Nintendo used copyright notice to delete games and watch hacking videos



After deleting the two videos, this video will overlay the video when loading doom Stay in the “Game and Watch” unit.

Nintendo is using copyright strikes to delete YouTube videos, which details how to hack recently posted videos Game and watch: Super Mario Bros. Color handheld computer.

Thanks to early retail deliveries, a hacker managed to hack into the portable device the day before its official release on November 1

3 after smashing the pile. However, a YouTube video originally published on November 14 detailed this hacking method, but was deleted by Nintendo’s targeted copyright claims earlier this week. Another video titled “Bringing Home Brewing to Nintendo Game & Watch” was also removed by an obvious copyright claim.

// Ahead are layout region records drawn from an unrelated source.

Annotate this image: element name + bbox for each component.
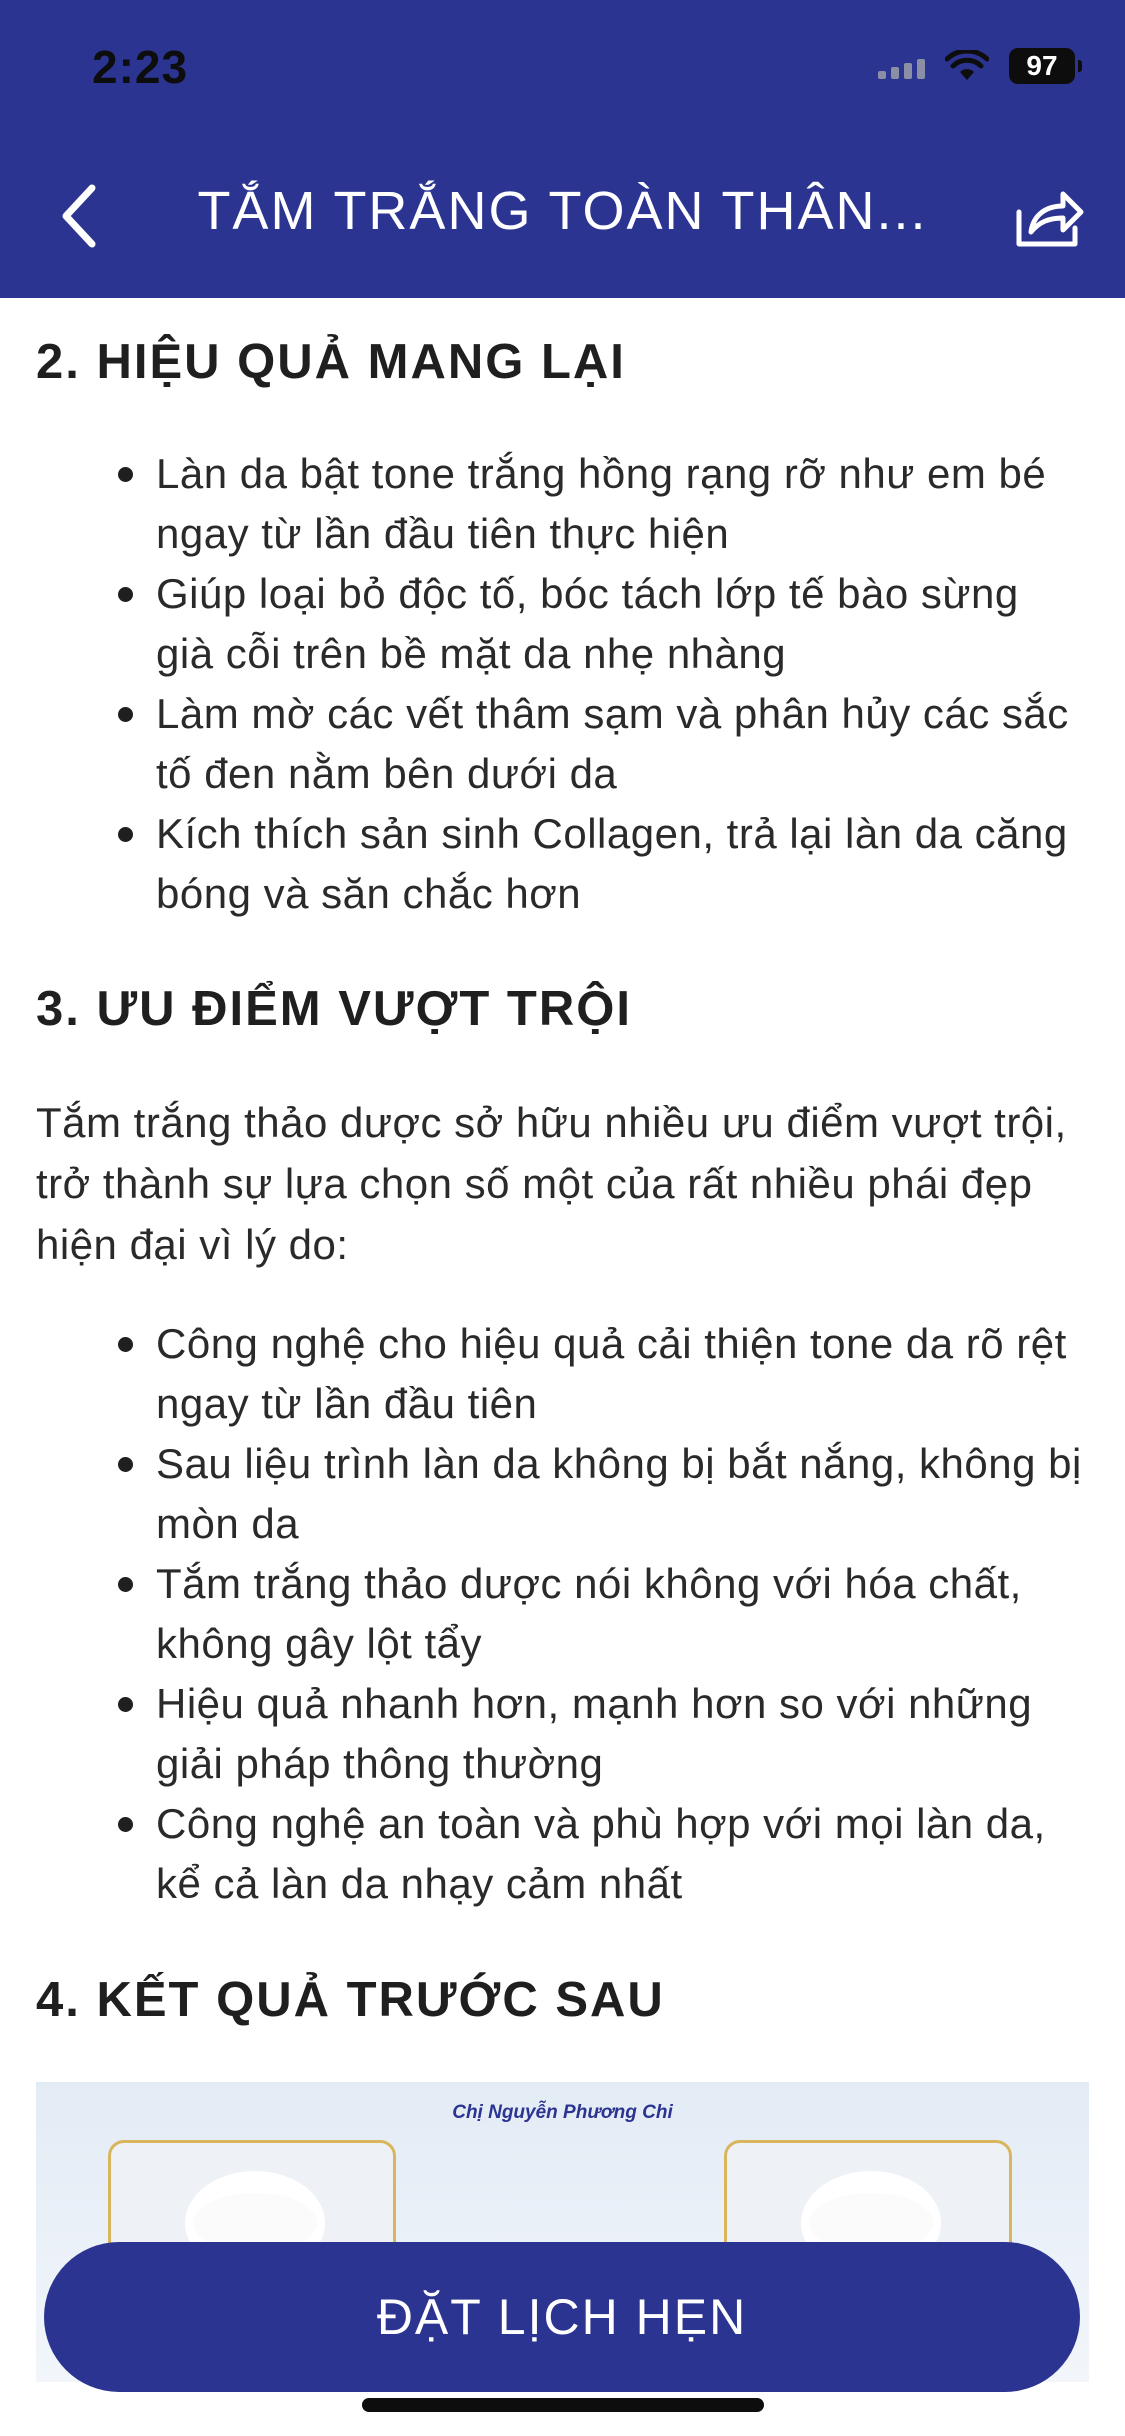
list-item: Kích thích sản sinh Collagen, trả lại làn da căng bóng và săn chắc hơn: [0, 804, 1125, 924]
header-bar: [0, 0, 1125, 298]
list-item: Giúp loại bỏ độc tố, bóc tách lớp tế bào sừng già cỗi trên bề mặt da nhẹ nhàng: [0, 564, 1125, 684]
list-item: Công nghệ cho hiệu quả cải thiện tone da rõ rệt ngay từ lần đầu tiên: [0, 1314, 1125, 1434]
chevron-left-icon: [52, 178, 112, 254]
home-indicator[interactable]: [362, 2398, 764, 2412]
section-heading-advantages: 3. ƯU ĐIỂM VƯỢT TRỘI: [36, 982, 632, 1036]
advantages-list: [0, 1314, 1125, 1914]
list-item: Hiệu quả nhanh hơn, mạnh hơn so với những giải pháp thông thường: [0, 1674, 1125, 1794]
book-appointment-button[interactable]: ĐẶT LỊCH HẸN: [44, 2242, 1080, 2392]
advantages-intro: Tắm trắng thảo dược sở hữu nhiều ưu điểm vượt trội, trở thành sự lựa chọn số một của rất nhiều phái đẹp hiện đại vì lý do:: [36, 1099, 1067, 1268]
status-icons: [878, 48, 1075, 84]
list-item: Sau liệu trình làn da không bị bắt nắng, không bị mòn da: [0, 1434, 1125, 1554]
status-time: 2:23: [92, 41, 189, 93]
back-button[interactable]: [52, 178, 112, 254]
section-heading-effects: 2. HIỆU QUẢ MANG LẠI: [36, 335, 626, 389]
list-item: Làm mờ các vết thâm sạm và phân hủy các sắc tố đen nằm bên dưới da: [0, 684, 1125, 804]
battery-icon: 97: [1009, 48, 1075, 84]
list-item: Tắm trắng thảo dược nói không với hóa chất, không gây lột tẩy: [0, 1554, 1125, 1674]
share-button[interactable]: [1013, 184, 1085, 250]
page-title: TẮM TRẮNG TOÀN THÂN...: [197, 181, 928, 241]
wifi-icon: [945, 50, 989, 82]
effects-list: [0, 444, 1125, 924]
list-item: Công nghệ an toàn và phù hợp với mọi làn da, kể cả làn da nhạy cảm nhất: [0, 1794, 1125, 1914]
share-icon: [1013, 184, 1085, 250]
cellular-signal-icon: [878, 53, 925, 79]
list-item: Làn da bật tone trắng hồng rạng rỡ như em bé ngay từ lần đầu tiên thực hiện: [0, 444, 1125, 564]
section-heading-results: 4. KẾT QUẢ TRƯỚC SAU: [36, 1973, 665, 2027]
image-caption: Chị Nguyễn Phương Chi: [452, 2102, 673, 2123]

As of press time, two other stacked videos about Game & Watch hacking are still going on: one of them details how to load doom Connect the port to the device, and then discuss how to dump the firmware. None of these existing videos contain images of Nintendo’s own games running on Game&Watch; in fact, one of the shots particularly blurred these shots.

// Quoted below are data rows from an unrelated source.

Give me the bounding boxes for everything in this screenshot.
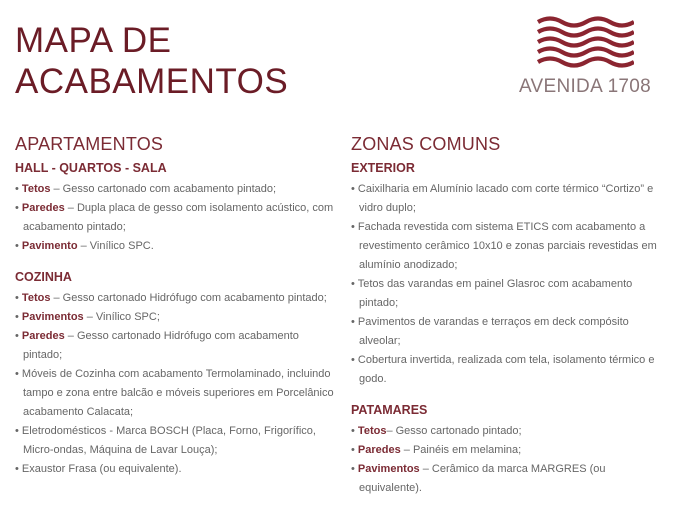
item-text: Móveis de Cozinha com acabamento Termolaminado, incluindo tampo e zona entre balcão e móveis superiores em Porcelânico acabamento Calacata; <box>21 368 334 418</box>
section <box>15 270 335 479</box>
common-zones-column <box>351 134 661 512</box>
bullet-icon: • <box>351 463 358 475</box>
list-item <box>15 289 335 308</box>
section <box>15 161 335 256</box>
item-text: Cobertura invertida, realizada com tela, isolamento térmico e godo. <box>357 354 655 385</box>
item-text: – Gesso cartonado Hidrófugo com acabamento pintado; <box>50 292 327 304</box>
apartments-heading: APARTAMENTOS <box>15 134 164 154</box>
item-text: – Dupla placa de gesso com isolamento acústico, com acabamento pintado; <box>23 202 334 233</box>
title-line-1: MAPA DE <box>15 21 172 60</box>
list-item <box>15 237 335 256</box>
section-heading: COZINHA <box>15 270 72 284</box>
item-label: Paredes <box>21 330 65 342</box>
section <box>351 403 661 498</box>
bullet-icon: • <box>15 311 22 323</box>
bullet-icon: • <box>351 278 358 290</box>
section-heading: HALL - QUARTOS - SALA <box>15 161 167 175</box>
item-text: – Vinílico SPC. <box>77 240 154 252</box>
apartments-sections <box>15 161 335 479</box>
bullet-icon: • <box>15 463 22 475</box>
bullet-icon: • <box>351 425 358 437</box>
item-text: Exaustor Frasa (ou equivalente). <box>21 463 182 475</box>
item-label: Tetos <box>21 183 51 195</box>
item-text: – Cerâmico da marca MARGRES (ou equivalente). <box>359 463 606 494</box>
list-item <box>351 351 661 389</box>
list-item <box>15 460 335 479</box>
bullet-icon: • <box>351 444 358 456</box>
section <box>351 161 661 389</box>
apartments-column <box>15 134 335 493</box>
list-item <box>351 441 661 460</box>
list-item <box>15 365 335 422</box>
item-text: Pavimentos de varandas e terraços em deck compósito alveolar; <box>357 316 629 347</box>
list-item <box>15 308 335 327</box>
item-label: Pavimentos <box>21 311 84 323</box>
item-text: Caixilharia em Alumínio lacado com corte térmico “Cortizo” e vidro duplo; <box>357 183 654 214</box>
bullet-icon: • <box>15 292 22 304</box>
list-item <box>351 218 661 275</box>
page-title <box>15 20 288 102</box>
list-item <box>351 422 661 441</box>
item-label: Tetos <box>357 425 387 437</box>
bullet-icon: • <box>15 368 22 380</box>
bullet-icon: • <box>15 183 22 195</box>
bullet-icon: • <box>15 240 22 252</box>
bullet-icon: • <box>15 425 22 437</box>
bullet-icon: • <box>351 354 358 366</box>
item-text: – Gesso cartonado com acabamento pintado; <box>50 183 277 195</box>
item-label: Pavimentos <box>357 463 420 475</box>
list-item <box>351 275 661 313</box>
title-line-2: ACABAMENTOS <box>15 62 289 101</box>
list-item <box>15 180 335 199</box>
list-item <box>15 327 335 365</box>
item-text: Eletrodomésticos - Marca BOSCH (Placa, Forno, Frigorífico, Micro-ondas, Máquina de Lavar Louça); <box>21 425 316 456</box>
list-item <box>351 313 661 351</box>
item-text: – Vinílico SPC; <box>83 311 160 323</box>
item-text: – Gesso cartonado pintado; <box>386 425 522 437</box>
bullet-icon: • <box>15 330 22 342</box>
item-text: – Painéis em melamina; <box>400 444 522 456</box>
bullet-icon: • <box>351 221 358 233</box>
bullet-icon: • <box>15 202 22 214</box>
item-text: Tetos das varandas em painel Glasroc com acabamento pintado; <box>357 278 633 309</box>
section-heading: EXTERIOR <box>351 161 415 175</box>
bullet-icon: • <box>351 316 358 328</box>
list-item <box>15 422 335 460</box>
common-zones-heading: ZONAS COMUNS <box>351 134 501 154</box>
logo-text: AVENIDA 1708 <box>518 76 652 97</box>
avenida-logo <box>510 16 660 104</box>
item-text: Fachada revestida com sistema ETICS com acabamento a revestimento cerâmico 10x10 e zonas parciais revestidas em alumínio anodizado; <box>357 221 657 271</box>
list-item <box>15 199 335 237</box>
item-label: Pavimento <box>21 240 78 252</box>
bullet-icon: • <box>351 183 358 195</box>
section-heading: PATAMARES <box>351 403 428 417</box>
item-text: – Gesso cartonado Hidrófugo com acabamento pintado; <box>23 330 299 361</box>
list-item <box>351 180 661 218</box>
list-item <box>351 460 661 498</box>
common-zones-sections <box>351 161 661 498</box>
item-label: Paredes <box>21 202 65 214</box>
waves-logo-icon <box>536 16 634 68</box>
item-label: Paredes <box>357 444 401 456</box>
item-label: Tetos <box>21 292 51 304</box>
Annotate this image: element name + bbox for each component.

Nintendo doesn’t seem to automatically aim at all Games and viewing: Super Mario Bros Game screens on YouTube; for example, you can still find a lot of videos, and you can also have copyrighted videos while watching this unit. However, Nintendo’s copyright to the game itself gave the company an incredibly broad discretion to decide whether to allow or prohibit the “performance” of those games that passed the Digital Millennium Copyright Act.

Unlike the NES and SNES Classic Edition consoles, it is easier to crack through a direct USB cable connection, while Game and watch: Super Mario Bros. The unit has a locked CPU, AES encrypted flash memory, and no data connection via a USB-C charger. Therefore, to invade Game&Watch, it is currently necessary to hack the system and use custom hardware to store custom firmware and self-made software.

Stacksmashing told Gizmodo that they are editing the video in question and will raise a dispute in an attempt to get them to reuse the service. Nintendo did not respond to Ars Technica’s request for comment.